Smoothing the on-ramp
Interestingly enough, I haven’t mentioned anything new or ground-breaking. Bayesian data analysis and Monte Carlo simulations are common in finance and insurance. I was first introduced to evolutionary algorithms and agent-based modeling more than fifteen years ago. (If memory serves, this was shortly before I shifted my career to what we now call AI.) And even then I was late to the party.
So why hasn’t this next phase of Analyzing Data for Fun and Profit taken off?
For one, this structural evolution needs a name. Something to distinguish it from “AI.” Something to market. I’ve been using the term “synthetics,” so I’ll offer that up. (Bonus: this umbrella term neatly includes generative AI’s ability to create text, images, and other realistic-yet-heretofore-unseen data points.
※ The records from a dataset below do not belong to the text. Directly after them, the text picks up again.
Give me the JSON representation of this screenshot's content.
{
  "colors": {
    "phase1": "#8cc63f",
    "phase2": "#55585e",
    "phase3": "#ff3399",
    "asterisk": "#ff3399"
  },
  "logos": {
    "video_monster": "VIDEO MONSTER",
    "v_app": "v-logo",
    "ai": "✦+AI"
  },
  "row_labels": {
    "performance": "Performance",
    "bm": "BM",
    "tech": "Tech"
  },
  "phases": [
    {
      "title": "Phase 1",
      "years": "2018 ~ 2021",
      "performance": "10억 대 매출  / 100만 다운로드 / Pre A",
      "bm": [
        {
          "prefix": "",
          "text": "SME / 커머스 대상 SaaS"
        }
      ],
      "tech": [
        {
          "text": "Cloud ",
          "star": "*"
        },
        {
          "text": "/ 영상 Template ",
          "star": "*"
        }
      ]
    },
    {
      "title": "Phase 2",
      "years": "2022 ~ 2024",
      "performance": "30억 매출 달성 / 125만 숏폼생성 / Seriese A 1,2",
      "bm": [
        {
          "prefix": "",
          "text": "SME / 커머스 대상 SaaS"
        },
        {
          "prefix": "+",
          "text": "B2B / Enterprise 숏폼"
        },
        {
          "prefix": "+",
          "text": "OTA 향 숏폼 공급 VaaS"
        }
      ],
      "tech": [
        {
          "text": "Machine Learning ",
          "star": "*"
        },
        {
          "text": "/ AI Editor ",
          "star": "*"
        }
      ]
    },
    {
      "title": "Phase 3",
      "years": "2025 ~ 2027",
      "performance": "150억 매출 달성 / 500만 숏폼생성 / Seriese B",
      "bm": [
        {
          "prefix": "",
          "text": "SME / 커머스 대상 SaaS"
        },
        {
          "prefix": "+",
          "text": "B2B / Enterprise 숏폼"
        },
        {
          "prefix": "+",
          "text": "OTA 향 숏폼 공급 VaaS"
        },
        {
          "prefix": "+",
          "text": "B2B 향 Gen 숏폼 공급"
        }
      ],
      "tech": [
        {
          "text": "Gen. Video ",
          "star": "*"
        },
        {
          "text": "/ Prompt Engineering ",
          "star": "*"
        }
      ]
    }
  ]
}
So we can ride that wave of publicity.)
Next up is compute power. Simulations are CPU-heavy, and sometimes memory-bound. Cloud computing providers make that easier to handle, though, so long as you don’t mind the credit card bill. Eventually we’ll get simulation-specific hardware—what will be the GPU or TPU of simulation?—but I think synthetics can gain traction on existing gear.
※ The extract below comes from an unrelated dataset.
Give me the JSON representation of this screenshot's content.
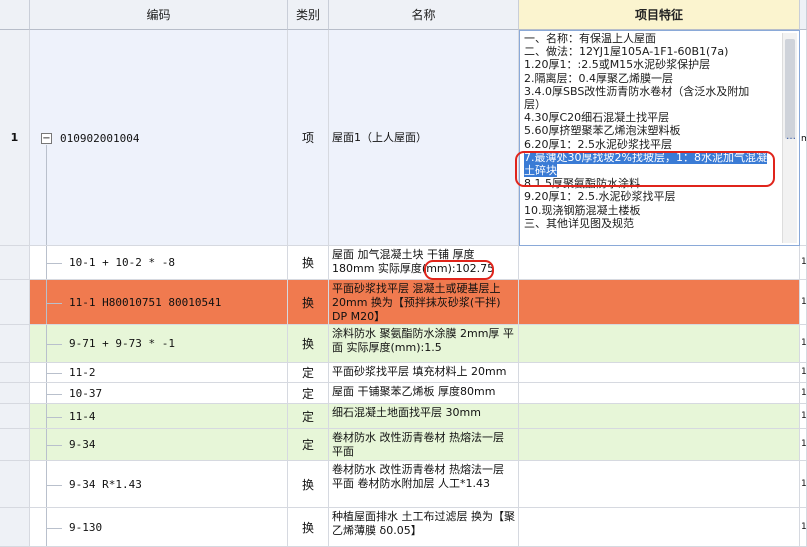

The third and largest hurdle is the lack of simulation-specific frameworks. As we surface more use cases—as we apply these techniques to real business problems or even academic challenges—we’ll improve the tools because we’ll want to make that work easier. As the tools improve, that reduces the costs of trying the techniques on other use cases. This kicks off another iteration of the value loop. Use cases tend to magically appear as techniques get easier to use.
If you think I’m overstating the power of tools to spread an idea, imagine trying to solve a problem with a new toolset while also creating that toolset at the same time. It’s tough to balance those competing concerns. If someone else offers to build the tool while you use it and road-test it, you’re probably going to accept. This is why these days we use TensorFlow or Torch instead of hand-writing our backpropagation loops.
Today’s landscape of simulation tooling is uneven. People doing Bayesian data analysis have their choice of two robust, authoritative offerings in Stan and PyMC3, plus a variety of books to understand the mechanics of the process. Things fall off after that. Most of the Monte Carlo simulations I’ve seen are of the hand-rolled variety. And a quick survey of agent-based modeling and evolutionary algorithms turns up a mix of proprietary apps and nascent open-source projects, some of which are geared for a particular problem domain.
As we develop the authoritative toolkits for simulations—the TensorFlow of agent-based modeling and the Hadoop of evolutionary algorithms, if you will—expect adoption to grow. Doubly so, as commercial entities build services around those toolkits and rev up their own marketing (and publishing, and certification) machines.
Time will tell
My expectations of what to come are, admittedly, shaped by my experience and clouded by my interests. Time will tell whether any of this hits the mark.
A change in business or consumer appetite could also send the field down a different road. The next hot device, app, or service will get an outsized vote in what companies and consumers expect of technology.
Still, I see value in looking for this field’s structural evolutions. The wider story arc changes with each iteration to address changes in appetite. Practitioners and entrepreneurs, take note.
Job-seekers should do the same. Remember that you once needed Hadoop on your résumé to merit a second look; nowadays it’s a liability. Building models is a desired skill for now, but it’s slowly giving way to robots. So do you really think it’s too late to join the data field? I think not.
Keep an eye out for that next wave. That’ll be your time to jump in.